Parameters from a new kinetic equation to evaluate activated carbons efficiency for water treatment.

The fractal dimension of some commercial activated carbon (AC) was determined in the micro-, meso- and macropore range using mercury porosimetry and N(2) adsorption data. We studied the kinetic of adsorption of phenol, tannic acid and melanoidin on those ACs. The typical concentration-time profiles obtained here could be very well fitted by a general fractal kinetics equation q(n,alpha)(t)=q(e)[1-(1+(n-1)(t/tau(n,alpha))(alpha))(-1/(n-1))] deduced from recently new methods of analysis of reaction kinetics and relaxation. The parameter n is the reaction order, alpha is a fractional time index, q(e) measures the maximal quantity of solute adsorbed, and a "half-reaction time", tau(1/2), can be calculated, which is the time necessary to reach half of the equilibrium.

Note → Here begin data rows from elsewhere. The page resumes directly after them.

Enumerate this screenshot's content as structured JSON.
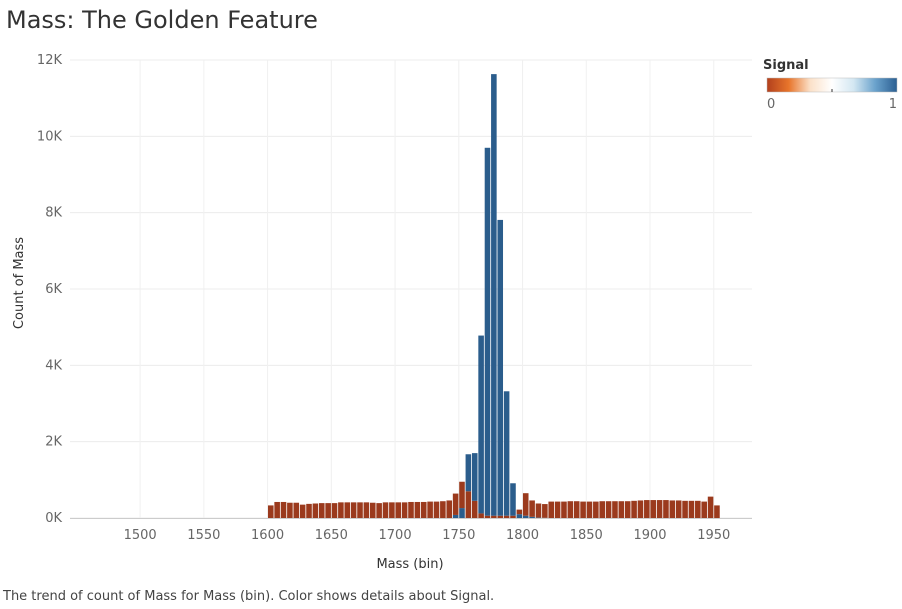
{
  "page": {
    "title": "Mass: The Golden Feature",
    "caption": "The trend of count of Mass for Mass (bin).  Color shows details about Signal."
  },
  "legend": {
    "title": "Signal",
    "min_label": "0",
    "max_label": "1",
    "colors": [
      "#b2401d",
      "#e8752b",
      "#fbe1c9",
      "#ffffff",
      "#d3e7f2",
      "#6aa2cc",
      "#2b5f92"
    ]
  },
  "chart_data": {
    "type": "bar",
    "stacked": true,
    "xlabel": "Mass (bin)",
    "ylabel": "Count of Mass",
    "xlim": [
      1445,
      1980
    ],
    "ylim": [
      0,
      12000
    ],
    "bin_width": 5,
    "x_ticks": [
      1500,
      1550,
      1600,
      1650,
      1700,
      1750,
      1800,
      1850,
      1900,
      1950
    ],
    "x_tick_labels": [
      "1500",
      "1550",
      "1600",
      "1650",
      "1700",
      "1750",
      "1800",
      "1850",
      "1900",
      "1950"
    ],
    "y_ticks": [
      0,
      2000,
      4000,
      6000,
      8000,
      10000,
      12000
    ],
    "y_tick_labels": [
      "0K",
      "2K",
      "4K",
      "6K",
      "8K",
      "10K",
      "12K"
    ],
    "grid": true,
    "series_colors": {
      "background": "#9b3a1d",
      "signal": "#2b5d8c"
    },
    "series": [
      {
        "name": "0",
        "x": [
          1600,
          1605,
          1610,
          1615,
          1620,
          1625,
          1630,
          1635,
          1640,
          1645,
          1650,
          1655,
          1660,
          1665,
          1670,
          1675,
          1680,
          1685,
          1690,
          1695,
          1700,
          1705,
          1710,
          1715,
          1720,
          1725,
          1730,
          1735,
          1740,
          1745,
          1750,
          1755,
          1760,
          1765,
          1770,
          1775,
          1780,
          1785,
          1790,
          1795,
          1800,
          1805,
          1810,
          1815,
          1820,
          1825,
          1830,
          1835,
          1840,
          1845,
          1850,
          1855,
          1860,
          1865,
          1870,
          1875,
          1880,
          1885,
          1890,
          1895,
          1900,
          1905,
          1910,
          1915,
          1920,
          1925,
          1930,
          1935,
          1940,
          1945,
          1950
        ],
        "values": [
          330,
          420,
          420,
          400,
          400,
          350,
          370,
          380,
          390,
          390,
          390,
          410,
          410,
          410,
          410,
          410,
          400,
          390,
          410,
          410,
          410,
          410,
          420,
          420,
          420,
          430,
          430,
          440,
          460,
          560,
          690,
          700,
          450,
          120,
          60,
          60,
          60,
          60,
          60,
          120,
          590,
          430,
          370,
          360,
          430,
          430,
          430,
          440,
          440,
          430,
          430,
          430,
          440,
          440,
          440,
          440,
          440,
          450,
          460,
          470,
          470,
          470,
          470,
          460,
          460,
          450,
          450,
          450,
          430,
          560,
          330
        ]
      },
      {
        "name": "1",
        "x": [
          1745,
          1750,
          1755,
          1760,
          1765,
          1770,
          1775,
          1780,
          1785,
          1790,
          1795,
          1800,
          1805,
          1810,
          1815
        ],
        "values": [
          80,
          260,
          970,
          1250,
          4660,
          9640,
          11570,
          7750,
          3260,
          850,
          100,
          60,
          30,
          10,
          5
        ]
      }
    ]
  }
}
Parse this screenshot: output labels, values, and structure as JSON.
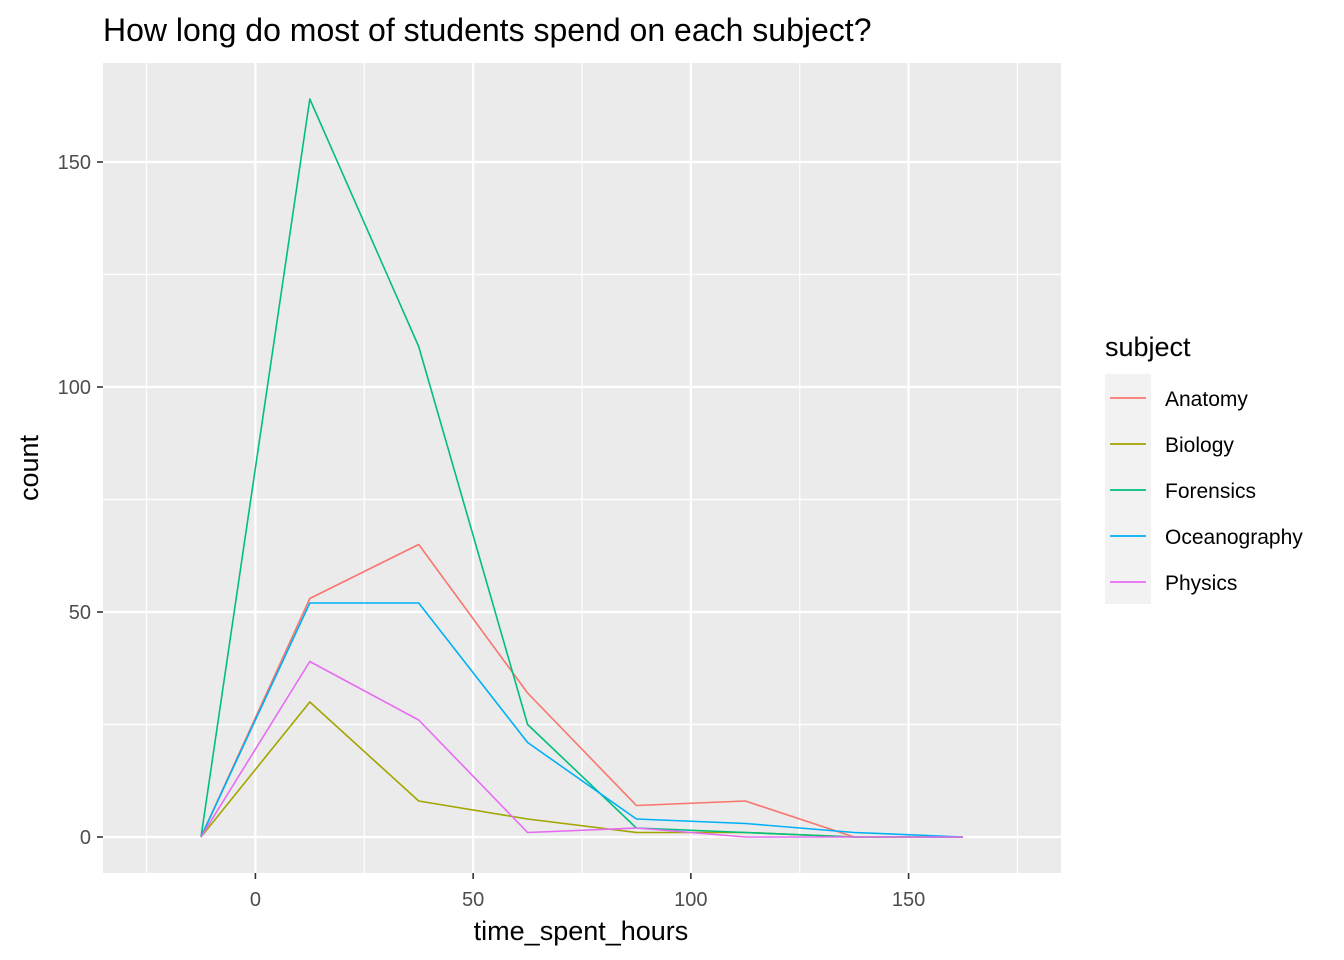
{
  "chart_data": {
    "type": "line",
    "title": "How long do most of students spend on each subject?",
    "xlabel": "time_spent_hours",
    "ylabel": "count",
    "xlim": [
      -35,
      185
    ],
    "ylim": [
      -8,
      172
    ],
    "x_ticks": [
      0,
      50,
      100,
      150
    ],
    "y_ticks": [
      0,
      50,
      100,
      150
    ],
    "grid": true,
    "legend": {
      "title": "subject",
      "position": "right"
    },
    "x": [
      -12.5,
      12.5,
      37.5,
      62.5,
      87.5,
      112.5,
      137.5,
      162.5
    ],
    "series": [
      {
        "name": "Anatomy",
        "color": "#F8766D",
        "values": [
          0,
          53,
          65,
          32,
          7,
          8,
          0,
          0
        ]
      },
      {
        "name": "Biology",
        "color": "#A3A500",
        "values": [
          0,
          30,
          8,
          4,
          1,
          1,
          0,
          0
        ]
      },
      {
        "name": "Forensics",
        "color": "#00BF7D",
        "values": [
          0,
          164,
          109,
          25,
          2,
          1,
          0,
          0
        ]
      },
      {
        "name": "Oceanography",
        "color": "#00B0F6",
        "values": [
          0,
          52,
          52,
          21,
          4,
          3,
          1,
          0
        ]
      },
      {
        "name": "Physics",
        "color": "#E76BF3",
        "values": [
          0,
          39,
          26,
          1,
          2,
          0,
          0,
          0
        ]
      }
    ]
  }
}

The adsorption process on AC is clearly a heterogeneous process, taking place at the liquid-solid boundary, and the diffusion process occurs in a complex matrix with a fractal architecture as demonstrated here. In fact, these systems belong to what has been called "complex systems" and the fractal kinetic, which has been extensively applied to biophysics, can be a useful theoretical tool for study adsorption processes.